La temporada se llevará a cabo del 3 de octubre al 9 de noviembre con funciones de jueves a domingo. Además de las 21 presentaciones, el festejo incluye una retrospectiva fotográfica en el lobby del teatro y conversatorios posteriores a ciertas funciones, con el objetivo de acercar al público a la historia y aportes del actor.
Bajo la dirección de Ana Graham, la puesta en escena revive el universo de Beckett, donde un anciano expulsado de su última morada enfrenta la hostilidad de la ciudad de Dublín. El personaje se convierte en un espejo de la condición humana, explorando la soledad, la vejez y la muerte desde una mirada áspera pero profundamente poética. La obra muestra cómo la lucha por la dignidad se sostiene incluso en medio del aislamiento.

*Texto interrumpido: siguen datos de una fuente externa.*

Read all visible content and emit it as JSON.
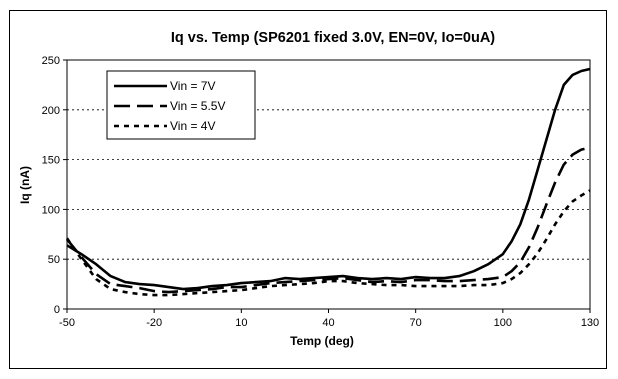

El montaje cuenta con un equipo creativo que refuerza el carácter experimental y sensible de la obra. Antonio Vega realizó la traducción y la instalación artística; Víctor Zapatero diseñó la iluminación y el espacio escénico; Cristóbal MarYán creó la música original y el diseño sonoro; Belén Aguilar funge como asistente de dirección. Además, Ana Graham, quien ha colaborado con Ríos por más de dos décadas, se encargó también del vestuario y de la producción ejecutiva junto con Mónica García.
La elección de El Final tiene un valor simbólico para el actor. Esta obra fue dirigida por Graham en sus primeros años de carrera y marcó el inicio de una colaboración artística que se mantiene hasta hoy. El reencuentro con el texto de Beckett representa para Ríos no solo un reto escénico, sino también una celebración de los caminos que ha recorrido junto al teatro.

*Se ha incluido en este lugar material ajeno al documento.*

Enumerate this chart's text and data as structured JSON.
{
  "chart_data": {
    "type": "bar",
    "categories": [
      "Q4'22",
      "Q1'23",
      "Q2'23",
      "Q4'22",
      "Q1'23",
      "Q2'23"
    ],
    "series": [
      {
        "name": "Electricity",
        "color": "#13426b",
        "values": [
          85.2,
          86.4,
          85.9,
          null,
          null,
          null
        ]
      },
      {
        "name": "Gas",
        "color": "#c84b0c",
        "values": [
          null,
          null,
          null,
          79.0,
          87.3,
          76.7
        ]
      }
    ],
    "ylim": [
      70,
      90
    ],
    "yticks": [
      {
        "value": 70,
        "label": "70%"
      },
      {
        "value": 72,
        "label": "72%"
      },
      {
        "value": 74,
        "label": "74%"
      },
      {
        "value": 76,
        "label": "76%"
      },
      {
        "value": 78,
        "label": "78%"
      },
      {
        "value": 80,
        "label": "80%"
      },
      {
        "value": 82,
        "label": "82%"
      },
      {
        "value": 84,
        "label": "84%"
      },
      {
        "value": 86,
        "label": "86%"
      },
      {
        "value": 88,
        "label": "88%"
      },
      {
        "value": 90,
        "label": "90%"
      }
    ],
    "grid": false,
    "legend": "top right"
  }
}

Con medio siglo de trayectoria, Ríos se reafirma como un intérprete capaz de profundizar en personajes complejos y de mantener un compromiso vital con la escena. Este homenaje desde el INBAL, en el mismo espacio donde gran parte de su carrera se desarrolló, es también un tributo al teatro como arte de permanencia, memoria y encuentro.
La celebración promete convertirse en un momento clave de la cartelera cultural de otoño, una oportunidad para acompañar a un actor fundamental del teatro mexicano en un viaje escénico que cruza medio siglo de historia.